Chances are you’ve heard of Tinder.
Maybe you’re even one of the thousands of people around the world who use the revolutionary dating app.
If you’re not, let me give you a brief overview. Tinder connects to your Facebook page to build a profile. It collects your first name, your age, whatever pictures you select, and your current location. Users can then set a radius, age group and gender – and then proceed to discover other users within their given parameters. A swipe left on a profile means “dislike” and a swipe right means “like”; if both people swipe right, you’ve got a “match” and the conversing can begin.
Until early this week, Tinder was absolutely free. No restrictions, no advertisements. Now, that’s changed.
Tinder announced the release of Tinder Plus, which they call a “premium addition to the Tinder experience”. The new “passport” feature allows users to search in different cities and “rewind” lets you reverse a swipe. Sounds great, right? For $9.99 a month, it’s all yours. And if you don’t want to spend 10 bucks a month, just don’t buy it…
….is what you’d think. But here’s the caveat: if you don’t upgrade, the amount of swipes or “likes” are limited, and once you’ve reached the limit, you’re basically blocked from liking or swiping for 12 hours. Social blackmail? I think so.
Oh, and it gets worse. If you’re over 30, you’ll pay $19.99 a month. In other words, you’re penalized for raising the average age.
Needless to say, the Twittersphere isn’t too happy about it:
— Xander Jarowey (@XJarowey) March 3, 2015
So, what happened here?
Since being released in September 2012, Tinder has grown into a huge network: over 50 million users generate 1.6 billion swipes and 26 million matches per day. That’s a lot! To be honest, I’m not afraid to say that I know quite a few couples that met on Tinder. Whether or not you’re an advocate of online-dating, there’s little evidence to suggest it isn’t popular.
In fact, now it’s so popular that the owners have decided to make money with it – and that’s a common trend. Many apps that market themselves with being “free” offer in-app purchases, and (popular) apps that used to be completely free are slowly but surely transitioning into monetized versions.
Tinder is a prime example. It gave you an appetizer for 2 years; if you want the full meal, you’ll have to pay for it.
There’s Money To Be Made Everywhere.
Even Facebook, one of the flagship social networks, gives users the option for in-app purchases. Whether it’s advertisements that include the “buy” button or simply buying credits for a game – Facebook has found a way to make money from users.
Shazam, the popular music recognition app, let’s you not only recognize the track – but can also redirect you to iTunes so you can purchase it immediately.
LinkedIn – both online and on mobile – is free at first, but the premium options are available only with a (pricey) subscription.
And games with upgrades and in-app purchases?

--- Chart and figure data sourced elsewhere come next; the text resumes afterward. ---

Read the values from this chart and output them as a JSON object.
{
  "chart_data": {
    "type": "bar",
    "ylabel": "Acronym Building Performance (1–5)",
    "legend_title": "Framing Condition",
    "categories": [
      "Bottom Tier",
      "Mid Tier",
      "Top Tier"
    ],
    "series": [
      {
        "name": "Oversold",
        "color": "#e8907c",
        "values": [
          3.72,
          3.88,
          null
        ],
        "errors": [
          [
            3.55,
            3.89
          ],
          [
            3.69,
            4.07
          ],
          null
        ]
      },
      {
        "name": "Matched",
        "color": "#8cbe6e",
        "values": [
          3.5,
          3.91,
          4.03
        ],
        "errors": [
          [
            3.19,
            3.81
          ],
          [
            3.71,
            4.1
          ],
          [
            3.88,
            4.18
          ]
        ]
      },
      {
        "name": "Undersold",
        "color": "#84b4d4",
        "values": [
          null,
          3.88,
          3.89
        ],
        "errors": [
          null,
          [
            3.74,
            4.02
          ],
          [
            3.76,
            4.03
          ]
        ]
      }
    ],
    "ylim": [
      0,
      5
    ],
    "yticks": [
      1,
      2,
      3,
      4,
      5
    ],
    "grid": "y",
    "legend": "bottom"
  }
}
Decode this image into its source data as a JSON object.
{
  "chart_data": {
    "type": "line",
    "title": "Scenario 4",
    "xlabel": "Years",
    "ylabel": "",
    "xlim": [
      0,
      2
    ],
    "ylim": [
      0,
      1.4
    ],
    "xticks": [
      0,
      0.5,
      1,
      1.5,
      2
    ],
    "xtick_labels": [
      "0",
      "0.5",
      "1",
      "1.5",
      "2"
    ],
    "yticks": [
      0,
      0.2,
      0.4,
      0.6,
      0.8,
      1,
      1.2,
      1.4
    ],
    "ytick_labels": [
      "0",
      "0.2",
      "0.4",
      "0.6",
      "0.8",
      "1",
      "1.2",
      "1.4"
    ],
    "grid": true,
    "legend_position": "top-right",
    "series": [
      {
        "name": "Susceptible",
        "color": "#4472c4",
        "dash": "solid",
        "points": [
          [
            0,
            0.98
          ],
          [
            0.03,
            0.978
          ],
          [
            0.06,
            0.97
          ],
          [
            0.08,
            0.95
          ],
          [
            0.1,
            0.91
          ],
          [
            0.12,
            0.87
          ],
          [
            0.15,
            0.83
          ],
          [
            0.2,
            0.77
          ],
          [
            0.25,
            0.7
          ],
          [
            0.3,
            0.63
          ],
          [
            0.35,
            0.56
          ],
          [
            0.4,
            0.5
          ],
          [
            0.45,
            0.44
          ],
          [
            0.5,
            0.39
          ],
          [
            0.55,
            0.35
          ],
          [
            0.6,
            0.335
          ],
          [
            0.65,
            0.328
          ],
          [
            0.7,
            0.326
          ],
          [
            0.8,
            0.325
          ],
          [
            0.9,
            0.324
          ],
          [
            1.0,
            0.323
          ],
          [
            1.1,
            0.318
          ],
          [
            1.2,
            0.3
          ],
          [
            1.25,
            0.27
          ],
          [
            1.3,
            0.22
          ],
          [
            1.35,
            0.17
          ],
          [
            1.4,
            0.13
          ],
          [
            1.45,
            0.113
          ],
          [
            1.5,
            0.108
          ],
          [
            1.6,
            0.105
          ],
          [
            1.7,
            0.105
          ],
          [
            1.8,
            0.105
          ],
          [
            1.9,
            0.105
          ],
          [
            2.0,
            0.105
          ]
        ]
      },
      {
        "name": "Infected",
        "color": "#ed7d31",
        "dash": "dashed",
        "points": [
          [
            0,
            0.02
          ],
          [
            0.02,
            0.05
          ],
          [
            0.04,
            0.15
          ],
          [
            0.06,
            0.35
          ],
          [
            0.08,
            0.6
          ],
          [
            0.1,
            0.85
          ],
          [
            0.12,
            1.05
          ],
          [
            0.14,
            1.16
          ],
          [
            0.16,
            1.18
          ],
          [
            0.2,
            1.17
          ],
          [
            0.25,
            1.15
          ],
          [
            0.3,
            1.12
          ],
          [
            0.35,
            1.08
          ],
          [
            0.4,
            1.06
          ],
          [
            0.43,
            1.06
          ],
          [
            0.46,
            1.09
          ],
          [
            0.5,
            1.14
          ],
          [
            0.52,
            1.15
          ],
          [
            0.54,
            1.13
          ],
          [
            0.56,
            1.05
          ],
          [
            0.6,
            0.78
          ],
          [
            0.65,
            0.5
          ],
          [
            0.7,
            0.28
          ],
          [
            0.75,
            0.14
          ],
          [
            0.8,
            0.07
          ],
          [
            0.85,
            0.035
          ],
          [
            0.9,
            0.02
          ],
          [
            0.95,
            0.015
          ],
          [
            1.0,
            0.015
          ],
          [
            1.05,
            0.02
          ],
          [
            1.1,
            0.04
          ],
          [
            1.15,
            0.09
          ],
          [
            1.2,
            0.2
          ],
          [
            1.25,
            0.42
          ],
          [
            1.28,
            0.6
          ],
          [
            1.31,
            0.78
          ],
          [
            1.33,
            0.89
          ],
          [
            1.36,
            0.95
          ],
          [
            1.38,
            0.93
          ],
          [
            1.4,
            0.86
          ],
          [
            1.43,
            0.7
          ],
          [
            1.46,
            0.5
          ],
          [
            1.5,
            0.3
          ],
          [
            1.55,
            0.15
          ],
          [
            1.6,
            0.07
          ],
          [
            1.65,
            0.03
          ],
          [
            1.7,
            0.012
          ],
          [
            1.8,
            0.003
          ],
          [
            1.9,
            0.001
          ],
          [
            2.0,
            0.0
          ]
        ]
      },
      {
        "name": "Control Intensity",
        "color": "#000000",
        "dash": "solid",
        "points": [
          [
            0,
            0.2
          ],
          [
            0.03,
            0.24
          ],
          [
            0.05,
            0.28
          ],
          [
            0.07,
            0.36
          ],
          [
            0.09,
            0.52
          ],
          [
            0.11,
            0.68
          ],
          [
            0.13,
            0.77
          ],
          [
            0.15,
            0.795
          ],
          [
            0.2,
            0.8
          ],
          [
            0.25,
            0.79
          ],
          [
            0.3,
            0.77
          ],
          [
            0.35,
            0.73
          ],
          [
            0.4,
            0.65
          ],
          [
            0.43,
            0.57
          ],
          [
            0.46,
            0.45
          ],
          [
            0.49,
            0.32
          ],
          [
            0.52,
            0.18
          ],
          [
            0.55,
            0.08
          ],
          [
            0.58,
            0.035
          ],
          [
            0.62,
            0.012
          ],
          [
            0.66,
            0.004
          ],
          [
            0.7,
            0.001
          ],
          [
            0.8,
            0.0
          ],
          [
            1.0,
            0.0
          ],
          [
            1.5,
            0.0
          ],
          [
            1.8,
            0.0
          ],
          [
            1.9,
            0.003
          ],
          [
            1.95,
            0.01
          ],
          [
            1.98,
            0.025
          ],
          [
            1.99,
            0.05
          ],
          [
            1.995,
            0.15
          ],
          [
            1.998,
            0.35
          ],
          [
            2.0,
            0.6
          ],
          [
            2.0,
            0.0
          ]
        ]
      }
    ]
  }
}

Well, there’s too many to list. Some of them are even backed by national TV advertising campaigns.
Weight It Out: Advertise or Monetize?
Sure, there are plenty of apps out there that are free, and that don’t pester you with in-app purchases. But this is America. This is the land of opportunity. And those opportunities are – more often than not – dictated by money.
So, when you’ve developed a popular app that thousands of people are using, you’d be stupid not to grasp the chance of making bank – whether that be with advertisements or by charging for using it – and that’s exactly what Tinder is doing.
The problem? Many people used Tinder as a matchmaker for the simple fact that it was free. Let’s see how long it’ll last now that they’ve messed with one of their strengths.
At EPIC, we work to make our clients profitable. The key is to walk the fine line between making money and keeping your customers happy. I say: If it ain’t broke, don’t fix it.